What size holly blanks do you need for the mills and I will see what I have when I mill the holly logs
Living and working on the Norfolk Broads

Terry Lawson

  • Guest
Re: Home Dried Timber
« Reply #8 on: August 01, 2016, 02:38:44 PM »
75x75x400mm but:

I've already made 3 sets (wife and 2 daughters) very recently and don't really need to make any more, it was the colour and grain on the laburnum that attracted me to the project.

However if we can get to a reasonable agreement about getting the timber to me I will take whatever I can get.



 

Offline Paul Hannaby

  • platinum
  • *****
  • Posts: 1149
    • Creative Woodturning
Re: Home Dried Timber
« Reply #9 on: August 01, 2016, 08:09:26 PM »
Bear in mind that laburnum is toxic so perhaps not the best choice for anything in contact with food.

Terry Lawson

  • Guest
Re: Home Dried Timber
« Reply #10 on: August 01, 2016, 08:12:22 PM »
Paul

Thanks, already noted from previous messages in the thread
 

Offline seventhdevil

  • platinum
  • *****
  • Posts: 1522
Re: Home Dried Timber
« Reply #11 on: August 01, 2016, 08:21:33 PM »
once dried it should be fairly inert...   it's the seeds that are the dangerous part of a laburnum and even then you would have to eat loads for any harm to become of you.
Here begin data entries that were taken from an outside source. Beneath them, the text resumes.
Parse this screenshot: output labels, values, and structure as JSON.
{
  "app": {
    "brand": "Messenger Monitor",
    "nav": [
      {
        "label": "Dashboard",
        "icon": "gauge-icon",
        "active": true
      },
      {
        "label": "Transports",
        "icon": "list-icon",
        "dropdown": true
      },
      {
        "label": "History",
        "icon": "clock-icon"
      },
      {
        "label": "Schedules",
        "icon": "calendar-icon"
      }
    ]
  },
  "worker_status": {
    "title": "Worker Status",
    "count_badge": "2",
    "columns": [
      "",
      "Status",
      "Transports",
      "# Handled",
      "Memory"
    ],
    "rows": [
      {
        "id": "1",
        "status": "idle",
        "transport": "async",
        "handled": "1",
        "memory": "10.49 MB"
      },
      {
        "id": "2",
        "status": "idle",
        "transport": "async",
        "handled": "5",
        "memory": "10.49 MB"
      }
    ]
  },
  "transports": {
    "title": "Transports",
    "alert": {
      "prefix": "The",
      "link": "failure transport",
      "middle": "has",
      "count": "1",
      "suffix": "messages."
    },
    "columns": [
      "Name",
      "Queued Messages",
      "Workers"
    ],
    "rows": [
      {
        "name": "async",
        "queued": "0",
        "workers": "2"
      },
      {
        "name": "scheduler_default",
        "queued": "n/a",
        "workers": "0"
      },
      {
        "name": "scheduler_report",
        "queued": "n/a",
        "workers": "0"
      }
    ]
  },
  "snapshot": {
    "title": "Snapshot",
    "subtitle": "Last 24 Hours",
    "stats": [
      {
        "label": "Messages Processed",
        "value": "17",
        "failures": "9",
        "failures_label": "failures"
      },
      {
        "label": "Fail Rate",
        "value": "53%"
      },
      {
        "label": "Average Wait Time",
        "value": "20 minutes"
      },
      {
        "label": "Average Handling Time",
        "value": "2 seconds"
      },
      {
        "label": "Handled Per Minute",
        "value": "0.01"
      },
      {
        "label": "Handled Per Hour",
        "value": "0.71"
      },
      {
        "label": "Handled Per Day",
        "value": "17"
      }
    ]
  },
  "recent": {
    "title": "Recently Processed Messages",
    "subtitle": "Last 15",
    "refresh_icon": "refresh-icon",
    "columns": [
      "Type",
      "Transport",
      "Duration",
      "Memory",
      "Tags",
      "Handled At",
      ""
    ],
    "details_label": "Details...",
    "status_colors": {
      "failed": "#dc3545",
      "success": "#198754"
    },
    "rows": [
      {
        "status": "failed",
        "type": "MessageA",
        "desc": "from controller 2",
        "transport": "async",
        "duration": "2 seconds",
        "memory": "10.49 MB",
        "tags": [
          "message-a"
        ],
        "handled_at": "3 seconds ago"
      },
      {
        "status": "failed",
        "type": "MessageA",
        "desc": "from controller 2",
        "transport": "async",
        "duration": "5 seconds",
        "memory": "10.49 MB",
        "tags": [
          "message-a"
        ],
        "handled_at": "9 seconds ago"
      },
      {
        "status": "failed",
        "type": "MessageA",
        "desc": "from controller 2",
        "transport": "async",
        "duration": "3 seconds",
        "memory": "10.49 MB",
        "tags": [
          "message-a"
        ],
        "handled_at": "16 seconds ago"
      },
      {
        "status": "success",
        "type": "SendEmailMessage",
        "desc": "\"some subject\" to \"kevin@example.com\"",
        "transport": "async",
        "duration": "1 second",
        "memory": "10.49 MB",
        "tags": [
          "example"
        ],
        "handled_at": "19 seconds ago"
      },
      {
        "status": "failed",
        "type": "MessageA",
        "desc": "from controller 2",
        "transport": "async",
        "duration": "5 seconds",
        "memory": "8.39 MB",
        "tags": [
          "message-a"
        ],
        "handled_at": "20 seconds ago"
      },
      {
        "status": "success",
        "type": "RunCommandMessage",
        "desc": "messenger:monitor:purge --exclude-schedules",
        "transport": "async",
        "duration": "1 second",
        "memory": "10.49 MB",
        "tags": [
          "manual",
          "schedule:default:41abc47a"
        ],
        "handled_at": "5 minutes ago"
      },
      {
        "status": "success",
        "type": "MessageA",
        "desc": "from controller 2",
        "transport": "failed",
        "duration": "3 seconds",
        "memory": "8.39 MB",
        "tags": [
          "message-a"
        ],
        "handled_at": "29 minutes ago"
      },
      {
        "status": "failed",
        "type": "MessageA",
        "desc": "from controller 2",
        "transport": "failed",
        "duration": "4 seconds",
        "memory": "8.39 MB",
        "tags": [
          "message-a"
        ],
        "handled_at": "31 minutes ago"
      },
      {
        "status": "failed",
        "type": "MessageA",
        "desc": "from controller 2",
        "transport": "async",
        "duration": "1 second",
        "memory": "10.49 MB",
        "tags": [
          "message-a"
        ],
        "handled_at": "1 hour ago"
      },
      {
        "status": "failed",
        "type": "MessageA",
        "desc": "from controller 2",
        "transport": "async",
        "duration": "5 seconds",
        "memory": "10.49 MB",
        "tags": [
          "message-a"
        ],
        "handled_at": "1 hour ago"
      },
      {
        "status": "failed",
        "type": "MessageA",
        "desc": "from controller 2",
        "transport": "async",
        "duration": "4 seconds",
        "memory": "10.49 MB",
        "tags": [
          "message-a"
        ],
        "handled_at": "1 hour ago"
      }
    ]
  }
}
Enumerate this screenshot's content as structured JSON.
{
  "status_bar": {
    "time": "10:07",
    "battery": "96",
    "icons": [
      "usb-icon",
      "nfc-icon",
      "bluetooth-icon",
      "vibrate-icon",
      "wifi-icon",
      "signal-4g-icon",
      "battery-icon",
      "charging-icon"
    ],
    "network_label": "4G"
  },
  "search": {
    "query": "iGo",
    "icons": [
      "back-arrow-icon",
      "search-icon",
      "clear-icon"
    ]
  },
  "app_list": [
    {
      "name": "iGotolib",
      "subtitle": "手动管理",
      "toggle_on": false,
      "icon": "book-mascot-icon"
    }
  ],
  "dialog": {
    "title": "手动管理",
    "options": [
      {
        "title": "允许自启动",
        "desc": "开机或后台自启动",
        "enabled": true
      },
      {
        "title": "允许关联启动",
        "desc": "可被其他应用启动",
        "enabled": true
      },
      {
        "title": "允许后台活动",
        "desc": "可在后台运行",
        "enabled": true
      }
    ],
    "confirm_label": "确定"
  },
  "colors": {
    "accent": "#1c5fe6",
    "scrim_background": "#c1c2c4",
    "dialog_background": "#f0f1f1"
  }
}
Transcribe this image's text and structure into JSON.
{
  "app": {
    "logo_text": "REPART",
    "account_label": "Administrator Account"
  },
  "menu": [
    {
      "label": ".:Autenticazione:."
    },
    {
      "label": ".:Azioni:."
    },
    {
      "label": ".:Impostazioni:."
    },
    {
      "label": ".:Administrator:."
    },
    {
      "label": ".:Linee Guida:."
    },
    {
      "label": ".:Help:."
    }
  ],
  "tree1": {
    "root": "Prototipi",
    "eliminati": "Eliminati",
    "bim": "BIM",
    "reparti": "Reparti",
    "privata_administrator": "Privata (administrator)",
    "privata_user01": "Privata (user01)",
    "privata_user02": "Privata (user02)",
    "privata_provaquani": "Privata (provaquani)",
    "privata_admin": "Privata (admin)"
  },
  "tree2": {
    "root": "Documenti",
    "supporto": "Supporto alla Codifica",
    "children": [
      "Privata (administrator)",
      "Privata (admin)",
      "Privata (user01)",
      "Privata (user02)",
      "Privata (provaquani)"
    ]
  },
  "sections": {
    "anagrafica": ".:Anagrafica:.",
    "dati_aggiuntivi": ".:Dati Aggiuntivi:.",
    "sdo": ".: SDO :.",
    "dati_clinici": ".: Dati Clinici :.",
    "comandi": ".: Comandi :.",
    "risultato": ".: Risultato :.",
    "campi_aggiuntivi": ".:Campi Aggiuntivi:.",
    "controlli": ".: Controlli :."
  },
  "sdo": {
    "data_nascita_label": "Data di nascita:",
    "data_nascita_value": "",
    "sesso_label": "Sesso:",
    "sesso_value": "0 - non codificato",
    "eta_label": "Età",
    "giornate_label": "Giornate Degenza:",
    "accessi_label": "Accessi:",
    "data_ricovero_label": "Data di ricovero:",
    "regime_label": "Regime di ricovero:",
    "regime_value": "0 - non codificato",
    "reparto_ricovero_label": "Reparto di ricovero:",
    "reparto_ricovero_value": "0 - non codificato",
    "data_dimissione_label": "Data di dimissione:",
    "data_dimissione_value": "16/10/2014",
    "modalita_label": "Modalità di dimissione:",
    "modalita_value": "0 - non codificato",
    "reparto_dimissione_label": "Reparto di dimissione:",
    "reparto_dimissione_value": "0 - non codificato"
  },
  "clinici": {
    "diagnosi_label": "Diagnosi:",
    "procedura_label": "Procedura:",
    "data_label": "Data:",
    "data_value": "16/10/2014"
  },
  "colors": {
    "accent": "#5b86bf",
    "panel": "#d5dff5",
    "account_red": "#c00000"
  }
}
you could always seal the interior with epoxy if you are a bit on the paranoid side about the subject.

Terry Lawson

  • Guest
Re: Home Dried Timber
« Reply #12 on: August 01, 2016, 08:30:26 PM »
Interesting

Suspect won't find many laburnum seeds in the heartwood!

Offline Les Symonds

  • platinum
  • *****
  • Posts: 3273
    • Pren
Re: Home Dried Timber
« Reply #13 on: August 01, 2016, 08:56:49 PM »
...it's the seeds that are the dangerous part of a laburnum ...
Not so, Steve. It is commonly accepted that laburnum should not be palnted in schools and parks becasue children have become ill through eating the seeds, but the whole plant is poisonous.
This quote comes from 'The Poison Garden' website... All parts of the tree are poisonous: roots, bark, wood, leaves, flower-buds, petals, and seedpods.

Les
Education is important, but wood turning is importanter.

Offline bodrighywood

  • platinum
  • *****
  • Posts: 3631
    • Bodrighy Wood
Re: Home Dried Timber
« Reply #14 on: August 01, 2016, 09:12:28 PM »
once dried it should be fairly inert...   it's the seeds that are the dangerous part of a laburnum and even then you would have to eat loads for any harm to become of you.

you could always seal the interior with epoxy if you are a bit on the paranoid side about the subject.

Sorry you are wrong here Steve. There is toxin all parts of the tree. Same with yew and also to some extent iroko. I know that a lot of people thin that the toxin is in only parts of the trees but it isn't. It is predominantly in the seeds but there are residues in all parts of both trees. Most woods have some form of toxin in fact and if you delve deeply you can scare yourself out of using a lot of woods though most are only hazardous in certain circumstances.